Ofgem delay hits Scottish renewables industry

Scottish renewables have been hit by the Ofgem delay. Picture: TSPL

Scottish renewables have been hit by the Ofgem delay. Picture: TSPL

  • by DAVID MADDOX
 

THE Scottish renewable energy industry has been hit by a delay in a project to bring down the cost of exporting electricity.

The energy watchdog Ofgem has announced that Project TransmiT will be pushed back to March 2014, a year later than originally planned, meaning lower transmission charges will not come into effect until April 2015.

SNP energy minister Fergus Ewing has branded the decision “unacceptable”. Ofgem said that the decision had been made to give energy companies more time to prepare for the overhaul.

Ofgem’s indicative modelling suggested that mainland network charges for wind generation in the north of Scotland would reduce by about 50%, from £25 per kilowatt to £12.21.

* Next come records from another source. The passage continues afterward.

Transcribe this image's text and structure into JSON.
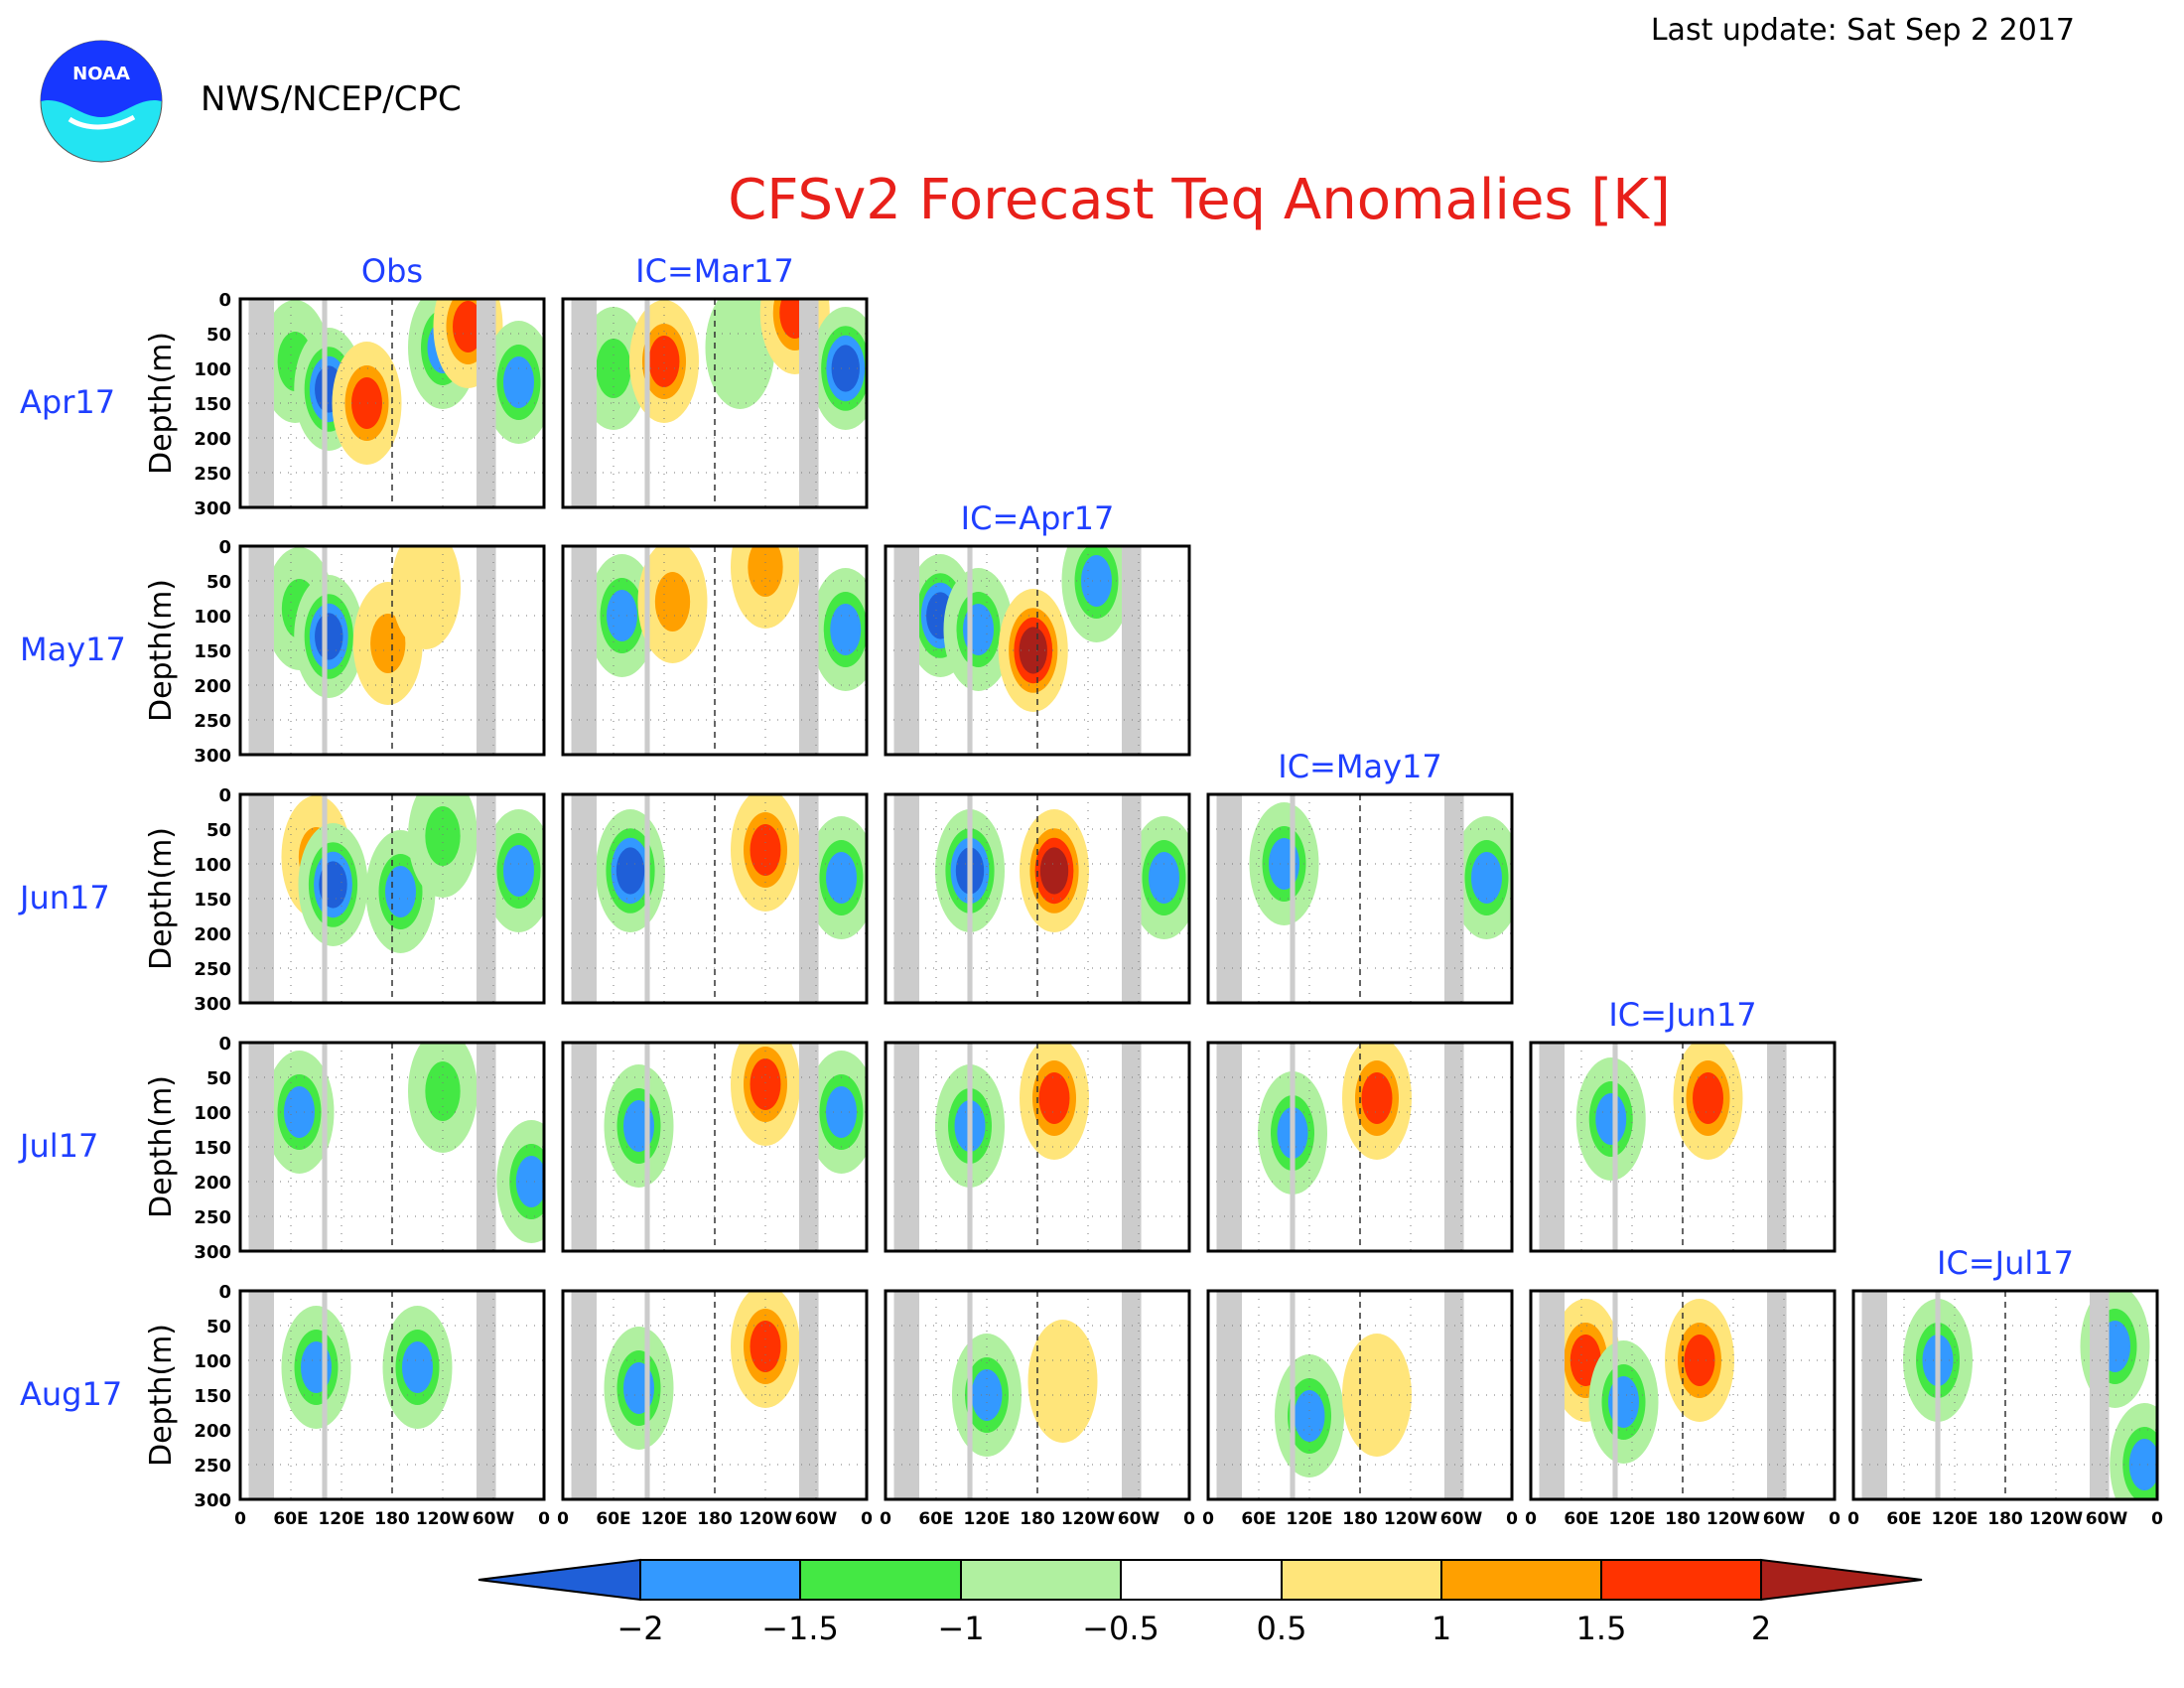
{
  "header": {
    "agency": "NWS/NCEP/CPC",
    "logo_text": "NOAA",
    "last_update": "Last update: Sat Sep 2 2017"
  },
  "colors": {
    "title": "#e8201a",
    "label_blue": "#1f3fff",
    "logo_blue": "#1737ff",
    "logo_cyan": "#23e4f2"
  },
  "chart_data": {
    "type": "heatmap",
    "title": "CFSv2 Forecast Teq Anomalies [K]",
    "units": "K",
    "ylabel": "Depth(m)",
    "y_ticks": [
      0,
      50,
      100,
      150,
      200,
      250,
      300
    ],
    "ylim": [
      300,
      0
    ],
    "x_ticks": [
      "0",
      "60E",
      "120E",
      "180",
      "120W",
      "60W",
      "0"
    ],
    "xlim_deg_east": [
      0,
      360
    ],
    "column_titles": [
      "Obs",
      "IC=Mar17",
      "IC=Apr17",
      "IC=May17",
      "IC=Jun17",
      "IC=Jul17"
    ],
    "row_labels": [
      "Apr17",
      "May17",
      "Jun17",
      "Jul17",
      "Aug17"
    ],
    "panels_per_row": [
      2,
      3,
      4,
      5,
      6
    ],
    "land_mask_bands_deg_east": [
      [
        10,
        40
      ],
      [
        97,
        103
      ],
      [
        280,
        303
      ]
    ],
    "dashed_reference_lon": 180,
    "colorbar": {
      "levels": [
        "-2",
        "-1.5",
        "-1",
        "-0.5",
        "0.5",
        "1",
        "1.5",
        "2"
      ],
      "colors": [
        "#1f5fd8",
        "#3399ff",
        "#44e844",
        "#b0f0a0",
        "#ffffff",
        "#ffe57a",
        "#ffa000",
        "#ff3300",
        "#a8201a"
      ]
    },
    "anomaly_features": [
      {
        "row": 0,
        "col": 0,
        "lon": 65,
        "depth": 90,
        "value": -1.2
      },
      {
        "row": 0,
        "col": 0,
        "lon": 105,
        "depth": 130,
        "value": -2.0
      },
      {
        "row": 0,
        "col": 0,
        "lon": 150,
        "depth": 150,
        "value": 1.5
      },
      {
        "row": 0,
        "col": 0,
        "lon": 240,
        "depth": 70,
        "value": -1.8
      },
      {
        "row": 0,
        "col": 0,
        "lon": 270,
        "depth": 40,
        "value": 1.6
      },
      {
        "row": 0,
        "col": 0,
        "lon": 330,
        "depth": 120,
        "value": -1.7
      },
      {
        "row": 0,
        "col": 1,
        "lon": 60,
        "depth": 100,
        "value": -1.4
      },
      {
        "row": 0,
        "col": 1,
        "lon": 120,
        "depth": 90,
        "value": 1.7
      },
      {
        "row": 0,
        "col": 1,
        "lon": 210,
        "depth": 70,
        "value": -0.8
      },
      {
        "row": 0,
        "col": 1,
        "lon": 275,
        "depth": 20,
        "value": 1.9
      },
      {
        "row": 0,
        "col": 1,
        "lon": 335,
        "depth": 100,
        "value": -2.0
      },
      {
        "row": 1,
        "col": 0,
        "lon": 70,
        "depth": 90,
        "value": -1.2
      },
      {
        "row": 1,
        "col": 0,
        "lon": 105,
        "depth": 130,
        "value": -2.0
      },
      {
        "row": 1,
        "col": 0,
        "lon": 175,
        "depth": 140,
        "value": 1.3
      },
      {
        "row": 1,
        "col": 0,
        "lon": 220,
        "depth": 60,
        "value": 0.7
      },
      {
        "row": 1,
        "col": 1,
        "lon": 70,
        "depth": 100,
        "value": -1.8
      },
      {
        "row": 1,
        "col": 1,
        "lon": 130,
        "depth": 80,
        "value": 1.3
      },
      {
        "row": 1,
        "col": 1,
        "lon": 240,
        "depth": 30,
        "value": 1.3
      },
      {
        "row": 1,
        "col": 1,
        "lon": 335,
        "depth": 120,
        "value": -1.8
      },
      {
        "row": 1,
        "col": 2,
        "lon": 65,
        "depth": 100,
        "value": -2.0
      },
      {
        "row": 1,
        "col": 2,
        "lon": 110,
        "depth": 120,
        "value": -1.8
      },
      {
        "row": 1,
        "col": 2,
        "lon": 175,
        "depth": 150,
        "value": 2.0
      },
      {
        "row": 1,
        "col": 2,
        "lon": 250,
        "depth": 50,
        "value": -1.9
      },
      {
        "row": 2,
        "col": 0,
        "lon": 90,
        "depth": 90,
        "value": 1.3
      },
      {
        "row": 2,
        "col": 0,
        "lon": 110,
        "depth": 130,
        "value": -2.0
      },
      {
        "row": 2,
        "col": 0,
        "lon": 190,
        "depth": 140,
        "value": -1.7
      },
      {
        "row": 2,
        "col": 0,
        "lon": 240,
        "depth": 60,
        "value": -1.0
      },
      {
        "row": 2,
        "col": 0,
        "lon": 330,
        "depth": 110,
        "value": -1.7
      },
      {
        "row": 2,
        "col": 1,
        "lon": 80,
        "depth": 110,
        "value": -2.0
      },
      {
        "row": 2,
        "col": 1,
        "lon": 240,
        "depth": 80,
        "value": 1.8
      },
      {
        "row": 2,
        "col": 1,
        "lon": 330,
        "depth": 120,
        "value": -1.7
      },
      {
        "row": 2,
        "col": 2,
        "lon": 100,
        "depth": 110,
        "value": -2.0
      },
      {
        "row": 2,
        "col": 2,
        "lon": 200,
        "depth": 110,
        "value": 2.1
      },
      {
        "row": 2,
        "col": 2,
        "lon": 330,
        "depth": 120,
        "value": -1.7
      },
      {
        "row": 2,
        "col": 3,
        "lon": 90,
        "depth": 100,
        "value": -1.6
      },
      {
        "row": 2,
        "col": 3,
        "lon": 330,
        "depth": 120,
        "value": -1.8
      },
      {
        "row": 3,
        "col": 0,
        "lon": 70,
        "depth": 100,
        "value": -1.8
      },
      {
        "row": 3,
        "col": 0,
        "lon": 240,
        "depth": 70,
        "value": -1.2
      },
      {
        "row": 3,
        "col": 0,
        "lon": 345,
        "depth": 200,
        "value": -1.8
      },
      {
        "row": 3,
        "col": 1,
        "lon": 240,
        "depth": 60,
        "value": 1.9
      },
      {
        "row": 3,
        "col": 1,
        "lon": 90,
        "depth": 120,
        "value": -1.7
      },
      {
        "row": 3,
        "col": 1,
        "lon": 330,
        "depth": 100,
        "value": -1.8
      },
      {
        "row": 3,
        "col": 2,
        "lon": 100,
        "depth": 120,
        "value": -1.8
      },
      {
        "row": 3,
        "col": 2,
        "lon": 200,
        "depth": 80,
        "value": 1.6
      },
      {
        "row": 3,
        "col": 3,
        "lon": 200,
        "depth": 80,
        "value": 1.6
      },
      {
        "row": 3,
        "col": 3,
        "lon": 100,
        "depth": 130,
        "value": -1.8
      },
      {
        "row": 3,
        "col": 4,
        "lon": 210,
        "depth": 80,
        "value": 1.7
      },
      {
        "row": 3,
        "col": 4,
        "lon": 95,
        "depth": 110,
        "value": -1.8
      },
      {
        "row": 4,
        "col": 0,
        "lon": 210,
        "depth": 110,
        "value": -1.8
      },
      {
        "row": 4,
        "col": 0,
        "lon": 90,
        "depth": 110,
        "value": -1.6
      },
      {
        "row": 4,
        "col": 1,
        "lon": 240,
        "depth": 80,
        "value": 1.7
      },
      {
        "row": 4,
        "col": 1,
        "lon": 90,
        "depth": 140,
        "value": -1.8
      },
      {
        "row": 4,
        "col": 2,
        "lon": 120,
        "depth": 150,
        "value": -1.8
      },
      {
        "row": 4,
        "col": 2,
        "lon": 210,
        "depth": 130,
        "value": 0.9
      },
      {
        "row": 4,
        "col": 3,
        "lon": 120,
        "depth": 180,
        "value": -1.8
      },
      {
        "row": 4,
        "col": 3,
        "lon": 200,
        "depth": 150,
        "value": 0.8
      },
      {
        "row": 4,
        "col": 4,
        "lon": 65,
        "depth": 100,
        "value": 1.8
      },
      {
        "row": 4,
        "col": 4,
        "lon": 200,
        "depth": 100,
        "value": 1.8
      },
      {
        "row": 4,
        "col": 4,
        "lon": 110,
        "depth": 160,
        "value": -1.8
      },
      {
        "row": 4,
        "col": 5,
        "lon": 100,
        "depth": 100,
        "value": -1.6
      },
      {
        "row": 4,
        "col": 5,
        "lon": 310,
        "depth": 80,
        "value": -1.8
      },
      {
        "row": 4,
        "col": 5,
        "lon": 345,
        "depth": 250,
        "value": -1.8
      }
    ]
  }
}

Friends of the Earth director Dr Richard Dixon said: “This is a further frustration for renewables on the key issue of transmission charges.”

‘Uncertainty’

In an angry response from the Scottish Government, Mr Ewing said: “I am extremely disappointed in Ofgem’s announcement of a further year’s delay in introducing measures to the tackle the long term discrimination against Scottish electricity generators.

“After three years of exhaustive examination of electricity transmission charging and associated connection arrangements, Scottish generators are facing a further three months of uncertainty - and a further 12 months before any new arrangements take effect - while the benefits for consumers risk being delayed.”

Tom Greatrex, Labour’s shadow energy minister and MP for Rutherglen and Hamilton West, also criticised the delay but warned: “While the SNP energy spokesman in Holyrood makes accusations of prejudice, he should reflect that the SNP’s supposedly unanswerable case for a postage-stamp model for transmission costs would leave the consumer with an additional £7 billion bill, with consumers subsiding generators as a result.

“When Scottish generators receive around a third of the UK’s overall support for renewables with less than 8.5% of the population share, the greatest threat to renewable investment comes from the prospect of separation, not from delays to Ofgem’s reforms.”